Le temps de l’indépendance
Après plus d’une dizaine d’années de lutte, la guerre d’indépendance du Mozambique devint une guerre d’usure qui instaura un doute profond jusqu’au sein de l’armée portugaise, des autorités et de la population de la métropole. La légitimité de la lutte anti-insurrectionnelle sera davantage ternie par la révélation de massacres commis par l’armée Portugaise à l’encontre de civils soupçonnés de soutenir le FRELIMO, tel que celui des villageois de Wiriyamu en 1972.
Economiquement, les guerres coloniales (au Mozambique mais aussi en Angola) plombaient les finances du Portugal (40% du budget national) et accentuaient son isolement sur la scène internationale. Ces conflits constituent l’un des facteurs du déclenchement de la Révolution des Œillets en avril 1974, qui mit fin au régime dictatorial et accorda leur indépendance aux colonies portugaises, plusieurs années après la fin des dernières colonies Britanniques et Françaises sur le continent Africain. C’est ainsi l’armée qui aura menée ce changement politique majeur à partir de la métropole, exténuée par des années d’effort inefficace et déterminée à mettre fin à un dangereux statu-quo colonial en ouvrant des négociations qui déboucheront sur l’indépendance du Mozambique, le 25 juin 1975 (soit 13 ans exactement après la création du FRELIMO).

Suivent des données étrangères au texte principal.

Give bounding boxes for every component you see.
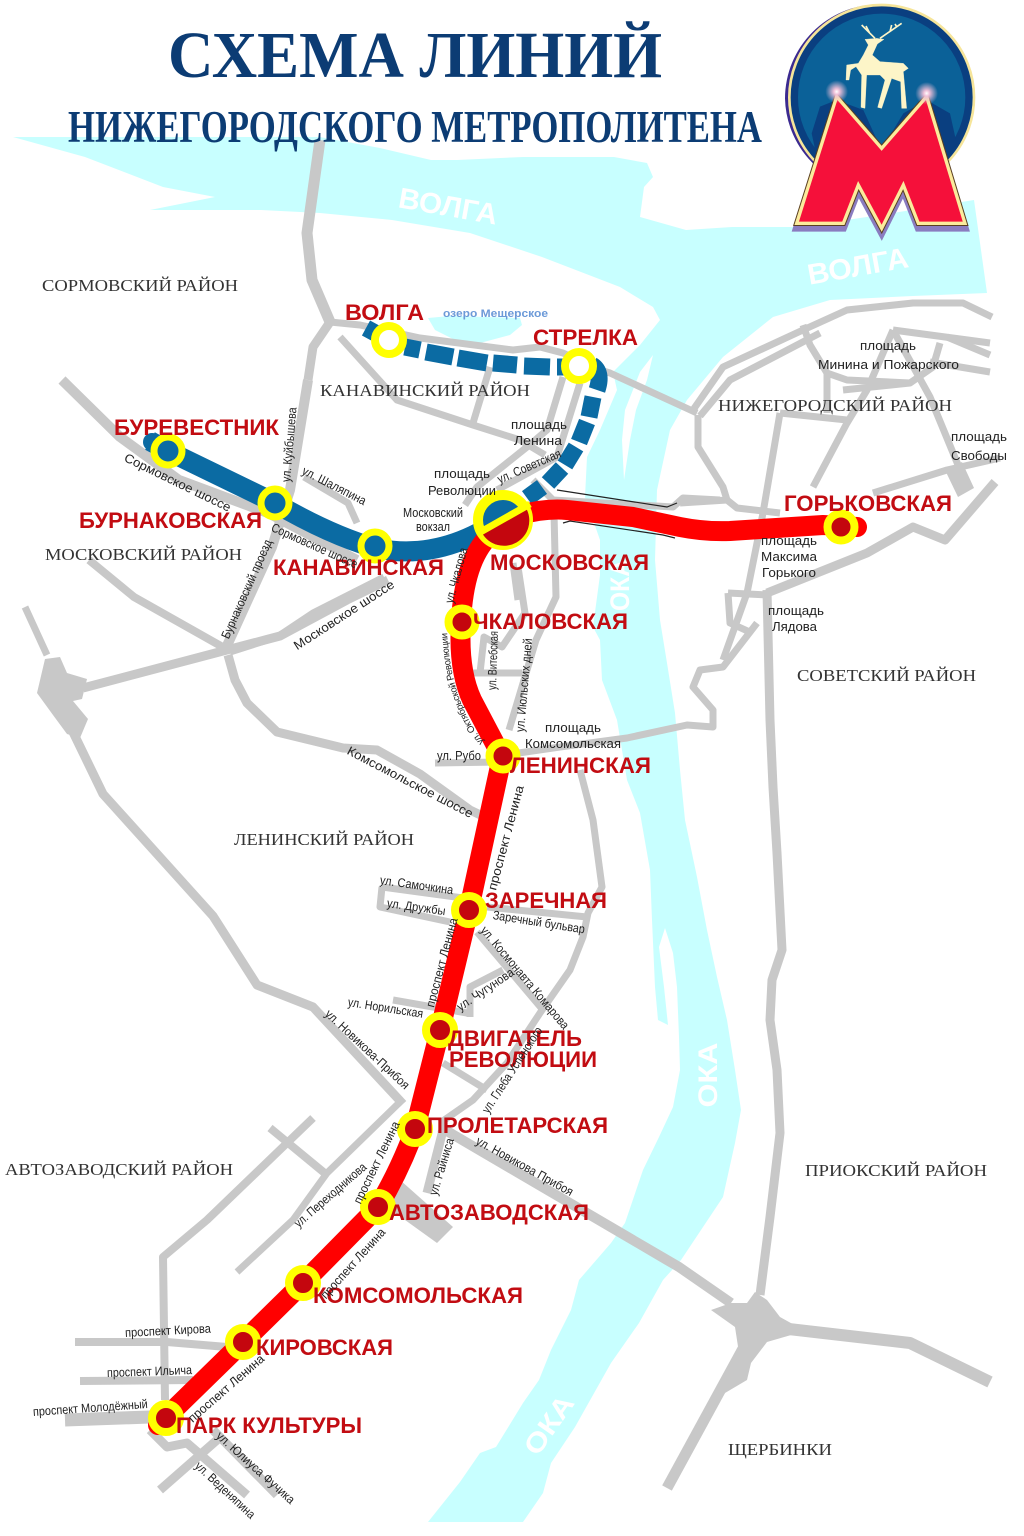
station: Двигатель Революции: РЕВОЛЮЦИИ: [449, 1047, 597, 1072]
station: Буревестник: [114, 415, 280, 465]
district labels: АВТОЗАВОДСКИЙ РАЙОН: [5, 1160, 233, 1179]
street labels: проспект Ленина: [318, 1225, 388, 1302]
street labels: проспект Ленина: [185, 1352, 267, 1425]
bridge outlines: [557, 490, 677, 538]
station: Ленинская: [490, 742, 651, 778]
street labels: ул. Чугунова: [454, 965, 517, 1014]
street labels: ул. Космонавта Комарова: [478, 924, 572, 1032]
street labels: ул. Куйбышева: [279, 407, 300, 483]
station: Автозаводская: [364, 1193, 589, 1225]
street labels: ул. Райниса: [426, 1137, 457, 1197]
station: Горьковская: [784, 491, 952, 540]
square and landmark labels: площадь: [860, 339, 916, 353]
street labels: проспект Ильича: [107, 1363, 192, 1380]
square and landmark labels: Комсомольская: [525, 737, 621, 751]
station: Парк культуры: [152, 1404, 362, 1438]
square and landmark labels: вокзал: [416, 520, 450, 534]
square and landmark labels: [403, 339, 1007, 763]
street labels: ул. Веденяпина: [192, 1459, 258, 1522]
street labels: ул. Норильская: [347, 995, 424, 1021]
river labels: ВОЛГА: [396, 183, 500, 231]
street labels: ул. Новикова-Прибоя: [322, 1007, 412, 1092]
station: Волга: [345, 300, 424, 354]
station: Комсомольская: КОМСОМОЛЬСКАЯ: [313, 1283, 523, 1308]
street labels: Заречный бульвар: [492, 908, 586, 936]
street labels: ул. Советская: [495, 446, 563, 486]
square and landmark labels: Минина и Пожарского: [818, 358, 959, 372]
square and landmark labels: Свободы: [951, 449, 1007, 463]
station: Стрелка: [533, 325, 638, 380]
district labels: ЩЕРБИНКИ: [728, 1440, 832, 1459]
station: Пролетарская: ПРОЛЕТАРСКАЯ: [427, 1113, 608, 1138]
station: Московская interchange: МОСКОВСКАЯ: [490, 550, 649, 575]
street labels: Бурнаковский проезд: [219, 537, 275, 641]
river labels: ВОЛГА: [805, 242, 911, 292]
station: Бурнаковская: БУРНАКОВСКАЯ: [79, 508, 262, 533]
station: Двигатель Революции: ДВИГАТЕЛЬ: [448, 1026, 582, 1051]
station: Ленинская: ЛЕНИНСКАЯ: [510, 753, 651, 778]
station: Парк культуры: ПАРК КУЛЬТУРЫ: [176, 1413, 362, 1438]
district labels: СОРМОВСКИЙ РАЙОН: [42, 276, 238, 295]
district labels: МОСКОВСКИЙ РАЙОН: [45, 545, 242, 564]
street labels: ул. Дружбы: [386, 896, 446, 918]
logo: Nizhny Novgorod metro emblem: [785, 4, 974, 233]
square and landmark labels: площадь: [768, 604, 824, 618]
street labels: ул. Витебская: [485, 631, 501, 690]
district labels: [5, 276, 987, 1459]
lake label: озеро Мещерское: [443, 308, 548, 320]
station: Чкаловская: ЧКАЛОВСКАЯ: [473, 609, 628, 634]
square and landmark labels: площадь: [761, 534, 817, 548]
station: Заречная: [455, 888, 607, 924]
street labels: ул. Новикова Прибоя: [474, 1134, 576, 1199]
square and landmark labels: Революции: [428, 484, 496, 498]
station: Канавинская: КАНАВИНСКАЯ: [273, 555, 444, 580]
street labels: проспект Молодёжный: [33, 1397, 148, 1419]
street labels: ул. Октябрьской Революции: [442, 634, 486, 746]
street labels: Комсомольское шоссе: [345, 744, 475, 821]
street labels: проспект Ленина: [351, 1119, 403, 1206]
square and landmark labels: Горького: [762, 566, 816, 580]
square and landmark labels: Максима: [761, 550, 817, 564]
square and landmark labels: Ленина: [514, 434, 562, 448]
district labels: ЛЕНИНСКИЙ РАЙОН: [234, 830, 414, 849]
station: Двигатель Революции: [426, 1016, 597, 1072]
street labels: проспект Кирова: [125, 1322, 211, 1340]
district labels: ПРИОКСКИЙ РАЙОН: [805, 1161, 987, 1180]
station: Кировская: [229, 1328, 393, 1360]
square and landmark labels: площадь: [511, 418, 567, 432]
street labels: ул. Глеба Успенского: [479, 1024, 545, 1116]
street labels: проспект Ленина: [485, 784, 527, 892]
square and landmark labels: Московский: [403, 506, 463, 520]
station: Канавинская: [273, 532, 444, 580]
station: Комсомольская: [289, 1269, 523, 1308]
square and landmark labels: площадь: [434, 467, 490, 481]
street labels: Сормовское шоссе: [122, 451, 233, 515]
street labels: проспект Ленина: [423, 916, 461, 1009]
station: Стрелка: СТРЕЛКА: [533, 325, 638, 350]
title: НИЖЕГОРОДСКОГО МЕТРОПОЛИТЕНА: [68, 102, 762, 152]
river labels: ОКА: [605, 559, 635, 611]
street labels: ул. Чкалова: [442, 546, 471, 605]
red metro line: [158, 510, 857, 1425]
station: Кировская: КИРОВСКАЯ: [256, 1335, 393, 1360]
street labels: ул. Самочкина: [379, 873, 454, 897]
station: Заречная: ЗАРЕЧНАЯ: [485, 888, 607, 913]
square and landmark labels: площадь: [545, 721, 601, 735]
square and landmark labels: ул. Рубо: [437, 749, 481, 763]
blue metro line: [143, 328, 599, 551]
district labels: СОВЕТСКИЙ РАЙОН: [797, 666, 976, 685]
station: Волга: ВОЛГА: [345, 300, 424, 325]
square and landmark labels: площадь: [951, 430, 1007, 444]
street labels: ул. Июльских дней: [513, 638, 535, 733]
street labels: ул. Шаляпина: [300, 464, 369, 508]
station: Московская interchange: [477, 495, 649, 575]
station: Горьковская: ГОРЬКОВСКАЯ: [784, 491, 952, 516]
street labels: [33, 407, 586, 1522]
station: Бурнаковская: [79, 489, 289, 533]
street labels: Сормовское шоссе: [269, 521, 360, 571]
street labels: ул. Переходникова: [291, 1160, 369, 1230]
river labels: [396, 183, 911, 1461]
street labels: Московское шоссе: [291, 577, 397, 653]
river labels: ОКА: [693, 1042, 723, 1108]
street labels: ул. Юлиуса Фучика: [213, 1429, 298, 1507]
icon: white deer: [846, 23, 908, 108]
square and landmark labels: Лядова: [772, 620, 817, 634]
river labels: ОКА: [518, 1389, 580, 1461]
title: [68, 19, 762, 152]
title: СХЕМА ЛИНИЙ: [168, 19, 662, 92]
station: Буревестник: БУРЕВЕСТНИК: [114, 415, 280, 440]
district labels: КАНАВИНСКИЙ РАЙОН: [320, 381, 530, 400]
station: Автозаводская: АВТОЗАВОДСКАЯ: [389, 1200, 589, 1225]
district labels: НИЖЕГОРОДСКИЙ РАЙОН: [718, 396, 952, 415]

Avec un bilan de plus de 3500 morts pour l’armée portugaise, 10 000 morts pour les combattants du FRELIMO et 50 000 civils tués durant le conflit, la guerre d’indépendance du Mozambique est l’une des luttes de libération les plus meurtrières du continent, un des fronts de la Guerre Froide et un conflit riche d’enseignements historiques, stratégiques, et humains. L’indépendance du Mozambique ne fut néanmoins qu’une étape sur le long chemin vers la paix, qui allait passer par une guerre civile longue et particulièrement destructrice.